Para usar um registro privado com um cluster TKG, configure o cluster TKG com um ou mais certificados autoassinados para servir o conteúdo do registro privado por HTTPS. Na especificação do cluster, inclua uma seção trust com o par de campos additionalTrustedCAs. Você pode definir qualquer número de certificados autoassinados nos quais o cluster TKG deve confiar. Essa funcionalidade permite que você defina facilmente uma lista de certificados e atualize esses certificados caso eles precisem de rotação.

Campos de confiança para certificados do Private Container Registry

Adicione uma entrada de certificado (cadeia de caracteres codificada em base64 de um certificado público codificado em PEM) à seção additionalTrustedCAs na especificação de cluster do TKG.
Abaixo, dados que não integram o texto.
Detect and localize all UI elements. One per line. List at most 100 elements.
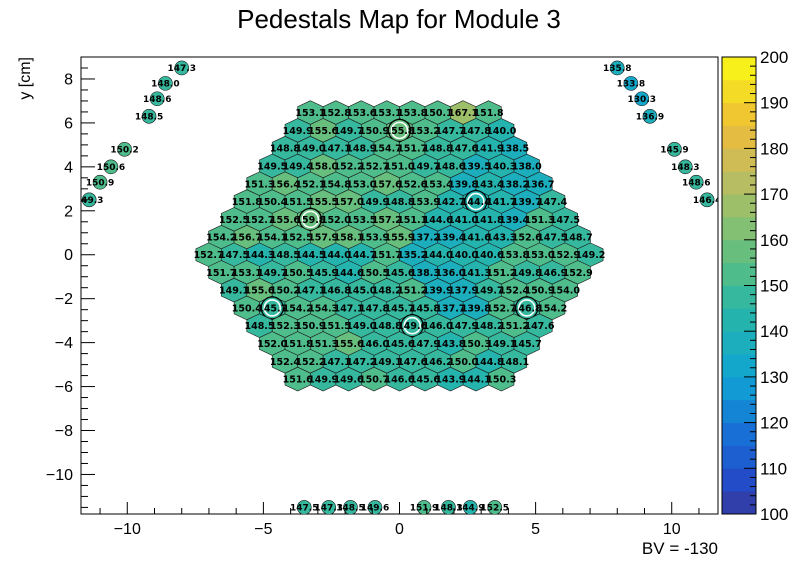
hex-cell-value: 148.5 xyxy=(244,321,274,332)
outer-cell-value: 150.6 xyxy=(97,163,125,173)
hex-cell-value: 145.7 xyxy=(384,303,414,314)
hex-cell-value: 144.0 xyxy=(423,250,453,261)
hex-cell-value: 152.9 xyxy=(550,250,580,261)
hex-cell-value: 148.6 xyxy=(435,161,465,172)
hex-cell-value: 149.9 xyxy=(308,375,338,386)
calibration-cell-ring-inner xyxy=(467,192,485,211)
outer-cell xyxy=(609,60,625,76)
hex-cell-value: 151.8 xyxy=(283,339,313,350)
hex-cell-value: 145.6 xyxy=(410,375,440,386)
outer-cell-value: 148.6 xyxy=(143,95,171,105)
outer-cell xyxy=(688,174,704,190)
outer-cell-value: 130.3 xyxy=(628,95,656,105)
hex-cell-value: 148.8 xyxy=(372,321,402,332)
outer-cell-value: 150.2 xyxy=(110,145,138,155)
outer-cell-value: 148.3 xyxy=(434,504,462,514)
hex-cell-value: 152.2 xyxy=(334,161,364,172)
hex-cell-value: 149.9 xyxy=(359,197,389,208)
hex-cell xyxy=(488,366,515,392)
hex-cells: 153.1152.8153.6153.1153.8150.1167.1151.8… xyxy=(194,100,605,392)
outer-cell xyxy=(92,174,108,190)
hex-cell-value: 155.9 xyxy=(384,233,414,244)
x-tick-label: 0 xyxy=(395,521,404,538)
calibration-cell-ring-inner xyxy=(263,299,282,317)
hex-cell-value: 152.5 xyxy=(283,233,313,244)
hex-cell-value: 147.5 xyxy=(550,215,580,226)
outer-cell xyxy=(623,76,639,91)
colorbar-segment xyxy=(722,125,756,149)
hex-cell-value: 158.0 xyxy=(308,161,338,172)
hex-cell-value: 146.6 xyxy=(384,375,414,386)
hex-cell-value: 147.5 xyxy=(219,250,249,261)
calibration-cell-ring-outer xyxy=(464,189,488,214)
hex-cell-value: 152.8 xyxy=(321,108,351,119)
hex-cell-value: 155.6 xyxy=(308,126,338,137)
outer-cell-value: 136.9 xyxy=(636,113,664,123)
hex-cell-value: 149.7 xyxy=(334,126,364,137)
hex-cell-value: 150.9 xyxy=(359,126,389,137)
hex-cell-value: 157.6 xyxy=(372,179,402,190)
hex-cell-value: 149.1 xyxy=(372,357,402,368)
hex-cell-value: 141.3 xyxy=(461,268,491,279)
colorbar-segment xyxy=(722,216,756,241)
hex-cell-value: 148.2 xyxy=(474,321,504,332)
colorbar-segment xyxy=(722,445,756,469)
hex-cell-value: 141.8 xyxy=(474,215,504,226)
hex-cell-value: 155.6 xyxy=(334,339,364,350)
y-tick-label: −6 xyxy=(55,379,73,396)
colorbar-segment xyxy=(722,399,756,423)
hex-cell-value: 147.6 xyxy=(397,357,427,368)
hex-cell-value: 154.2 xyxy=(537,303,567,314)
outer-cell xyxy=(667,141,682,157)
outer-cell xyxy=(117,141,132,157)
hex-cell-value: 153.1 xyxy=(232,268,262,279)
hex-cell-value: 147.2 xyxy=(346,357,376,368)
outer-cells: 147.3 148.0 148.6 148.5 150.2 150.6 150.9 149.3… xyxy=(81,60,721,514)
hex-cell-value: 152.3 xyxy=(270,321,300,332)
hex-cell-value: 137.7 xyxy=(435,303,465,314)
hex-cell-value: 151.1 xyxy=(397,215,427,226)
chart-title: Pedestals Map for Module 3 xyxy=(237,4,561,34)
hex-cell-value: 156.7 xyxy=(232,233,262,244)
hex-cell-value: 157.2 xyxy=(372,215,402,226)
hex-cell-value: 149.9 xyxy=(283,126,313,137)
hex-cell-value: 138.0 xyxy=(512,161,542,172)
hex-cell-value: 147.6 xyxy=(524,321,554,332)
outer-cell-value: 151.9 xyxy=(410,504,438,514)
colorbar-segment xyxy=(722,239,756,264)
outer-cell xyxy=(462,500,478,514)
outer-cell xyxy=(367,500,383,514)
hex-cell-value: 154.2 xyxy=(283,303,313,314)
hex-cell-value: 142.7 xyxy=(435,197,465,208)
colorbar-segment xyxy=(722,194,756,218)
hex-cell-value: 148.9 xyxy=(346,144,376,155)
outer-cell-value: 150.9 xyxy=(86,178,114,188)
hex-cell-value: 149.0 xyxy=(346,321,376,332)
calibration-cell-ring-inner xyxy=(390,121,409,140)
hex-cell-value: 145.8 xyxy=(410,303,440,314)
hex-cell-value: 155.6 xyxy=(244,286,274,297)
calibration-cell-ring-inner xyxy=(517,299,536,317)
outer-cell-value: 135.8 xyxy=(603,64,631,74)
hex-cell-value: 149.1 xyxy=(219,286,249,297)
hex-cell-value: 153.0 xyxy=(346,179,376,190)
hex-cell-value: 137.2 xyxy=(410,233,440,244)
hex-cell-value: 147.1 xyxy=(321,357,351,368)
hex-cell-value: 152.1 xyxy=(295,179,325,190)
outer-cell-value: 133.8 xyxy=(617,80,645,90)
outer-cell-value: 147.3 xyxy=(314,504,342,514)
outer-cell-value: 146.4 xyxy=(693,196,721,206)
hex-cell-value: 149.4 xyxy=(283,161,313,172)
hex-cell-value: 144.6 xyxy=(423,215,453,226)
bias-voltage-annotation: BV = -130 xyxy=(642,539,718,558)
outer-cell xyxy=(158,76,173,91)
hex-cell-value: 150.3 xyxy=(486,375,516,386)
hex-cell-value: 150.5 xyxy=(359,268,389,279)
hex-cell-value: 147.8 xyxy=(461,126,491,137)
hex-cell-value: 145.0 xyxy=(346,286,376,297)
hex-cell-value: 149.6 xyxy=(397,321,427,332)
hex-cell-value: 147.6 xyxy=(448,144,478,155)
hex-cell-value: 149.2 xyxy=(575,250,605,261)
calibration-cell-ring-outer xyxy=(515,296,539,320)
hex-cell-value: 150.3 xyxy=(461,339,491,350)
Tabela 1. Campos de confiança para registros privados
Campo Descrição
trust Marcador de seção. Não aceita dados.
additionalTrustedCAs Marcador de seção. Inclui uma matriz de certificados com nome e dados para cada um.
name O nome do certificado TLS.
data A cadeia de caracteres dupla codificada em base64 de um certificado público codificado por PEM armazenada em texto sem formatação.
Observação: A codificação base64 dupla é necessária. Se o conteúdo do valor do mapa de dados não for codificado em base6 dupla, o arquivo PEM resultante não poderá ser processado.

Exemplo de API v1alpha3

O exemplo a seguir demonstra como criar um cluster TKG 2 com um certificado de registro privado. Consulte o Exemplo de v1alpha3: TKC com rede personalizada para obter a especificação completa.
Observação: Para editar um cluster existente e adicionar os campos de certificado de registro privado, use o método kubectl edit conforme descrito aqui: Configurar um editor de texto para Kubectl. 
apiVersion: run.tanzu.vmware.com/v1alpha3
kind: TanzuKubernetesCluster
metadata:
  name: tkg2-private-registry
  namespace: tkg2-cluster-ns
spec:
  topology:
    controlPlane:
      ...
    nodePools:
    - name: worker
      ...
  settings:
    network:
      ...
      trust:
        additionalTrustedCAs:
          - name: CompanyInternalCA-1
            data: LS0tLS1C...LS0tCg==
          - name: CompanyInternalCA-2
            data: MTLtMT1C...MT0tPg==

Exemplo de API v1beta1

O exemplo a seguir demonstra como criar um cluster TKG 2 com um certificado de registro privado usando a API v1beta1. Consulte a descrição da variável confiar na especificação API do cluster v1beta1.
Observação: Para editar um cluster existente e adicionar os campos de certificado de registro privado, use o método kubectl edit conforme descrito aqui: Configurar um editor de texto para Kubectl. 
spec:
  clusterNetwork:
    pods:
      ...
    serviceDomain: 
    services:
      ...
  topology:
    class: tanzukubernetescluster
    controlPlane:
      ...
    variables:
    - name: storageClass
      value: tkg2-storage-profile
    - name: trust
      value:
        additionalTrustedCAs:
        - name: additional-ca-1

Gerenciando certificados do Private Container Registry

Para alternar um certificado, o administrador de VI ou o engenheiro de DevOps altera o conteúdo do certificado na especificação de cluster do TKG e aplica essa configuração para acionar uma atualização sem interrupção do cluster.

Para remover um certificado da lista de certificados, exclua-o e aplique a especificação atualizada, acionando uma atualização sem interrupção.